Article ID Journal Published Year Pages File Type
28527 Journal of Photochemistry and Photobiology A: Chemistry 2006 5 Pages PDF
Abstract

The cationic dyes 9-amino acridine (9AA) and auramine were incorporated into silica matrix by sol–gel method, producing transparent monoliths. These fluorochromic materials were converted into powder and compacted at room temperature at 6 GPa to form optical crack-free compact glasses. The dyes incorporated in these three forms (monolith, powder and compact glass) were studied by time-resolved fluorescence spectroscopy in order to obtain information of the excited state dynamics under soft and compressed silica environment.
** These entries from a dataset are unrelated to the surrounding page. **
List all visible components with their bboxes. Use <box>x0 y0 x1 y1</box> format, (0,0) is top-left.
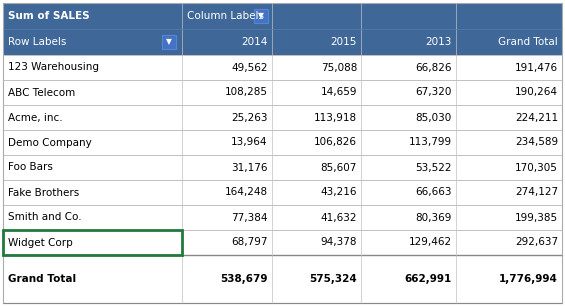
Text: 234,589: 234,589 <box>515 137 558 147</box>
Text: 113,799: 113,799 <box>408 137 451 147</box>
Text: 31,176: 31,176 <box>231 162 268 173</box>
Text: Fake Brothers: Fake Brothers <box>8 188 79 197</box>
Text: 85,607: 85,607 <box>321 162 357 173</box>
Bar <box>3 205 562 230</box>
Text: 85,030: 85,030 <box>415 113 451 122</box>
Text: Grand Total: Grand Total <box>498 37 558 47</box>
Text: 2014: 2014 <box>241 37 268 47</box>
Text: Demo Company: Demo Company <box>8 137 92 147</box>
Text: 191,476: 191,476 <box>515 62 558 73</box>
Text: 14,659: 14,659 <box>320 88 357 98</box>
Text: 106,826: 106,826 <box>314 137 357 147</box>
Bar <box>3 3 562 29</box>
Text: Smith and Co.: Smith and Co. <box>8 212 81 222</box>
Text: Sum of SALES: Sum of SALES <box>8 11 90 21</box>
Text: 292,637: 292,637 <box>515 237 558 248</box>
Text: 41,632: 41,632 <box>320 212 357 222</box>
Text: Row Labels: Row Labels <box>8 37 66 47</box>
Text: 25,263: 25,263 <box>231 113 268 122</box>
Text: 2013: 2013 <box>425 37 451 47</box>
Text: 274,127: 274,127 <box>515 188 558 197</box>
Bar <box>3 55 562 80</box>
Text: 123 Warehousing: 123 Warehousing <box>8 62 99 73</box>
Bar <box>254 9 268 23</box>
Bar <box>162 35 176 49</box>
Text: 80,369: 80,369 <box>415 212 451 222</box>
Text: 224,211: 224,211 <box>515 113 558 122</box>
Text: Widget Corp: Widget Corp <box>8 237 73 248</box>
Bar <box>3 180 562 205</box>
Text: 94,378: 94,378 <box>320 237 357 248</box>
Text: ABC Telecom: ABC Telecom <box>8 88 75 98</box>
Text: 66,826: 66,826 <box>415 62 451 73</box>
Bar <box>3 230 562 255</box>
Text: ▼: ▼ <box>258 12 263 21</box>
Text: 199,385: 199,385 <box>515 212 558 222</box>
Text: ▼: ▼ <box>166 38 172 47</box>
Text: Foo Bars: Foo Bars <box>8 162 53 173</box>
Text: 190,264: 190,264 <box>515 88 558 98</box>
Text: 77,384: 77,384 <box>231 212 268 222</box>
Text: Grand Total: Grand Total <box>8 274 76 284</box>
Bar <box>3 155 562 180</box>
Text: 575,324: 575,324 <box>309 274 357 284</box>
Bar <box>3 29 562 55</box>
Text: 66,663: 66,663 <box>415 188 451 197</box>
Bar <box>3 80 562 105</box>
Text: 164,248: 164,248 <box>224 188 268 197</box>
Text: 170,305: 170,305 <box>515 162 558 173</box>
Bar <box>3 130 562 155</box>
Text: 68,797: 68,797 <box>231 237 268 248</box>
Text: 1,776,994: 1,776,994 <box>499 274 558 284</box>
Text: 13,964: 13,964 <box>231 137 268 147</box>
Text: 538,679: 538,679 <box>220 274 268 284</box>
Text: 49,562: 49,562 <box>231 62 268 73</box>
Text: 67,320: 67,320 <box>415 88 451 98</box>
Bar <box>3 255 562 303</box>
Text: 113,918: 113,918 <box>314 113 357 122</box>
Text: Column Labels: Column Labels <box>187 11 264 21</box>
Text: 108,285: 108,285 <box>224 88 268 98</box>
Text: 662,991: 662,991 <box>405 274 451 284</box>
Text: 129,462: 129,462 <box>408 237 451 248</box>
Text: 75,088: 75,088 <box>321 62 357 73</box>
Text: 2015: 2015 <box>331 37 357 47</box>
Text: 53,522: 53,522 <box>415 162 451 173</box>
Bar <box>3 230 182 255</box>
Bar <box>3 105 562 130</box>
Text: Acme, inc.: Acme, inc. <box>8 113 63 122</box>
Text: 43,216: 43,216 <box>320 188 357 197</box>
Both dyes have multi-exponential decays in these solid phases. 9AA in monolith and in silica powder shows biexponential decay with components of 8.4–9.0 and 23–24 ns. In compact glass, a fast component of 2.4 ns is detected in addition to the two cited slow components, and it has been ascribed to electronic energy migration among dyes and exciton trapping by dark dimers. For auramine, a dye that fluoresces in rigid matrix by precluding its fast intramolecular twisting and subsequent non-radiative deactivation, the three types of solids enhance the fluorescence signal and give rise to decay processes from picoseconds to nanoseconds in the time scale. In monolith and silica powder, the behavior is practically the same, with three decay components of 0.3, 1.3 and 4.3 ns. However, in compact glass, the two first decay components are shifted to larger values of 0.63 and 2.3 ns, while the third component remains practically constant with a value of 4.1 ns. These results are analyzed with the model of emissive and non-emissive states of auramine under restricted torsional molecular motion.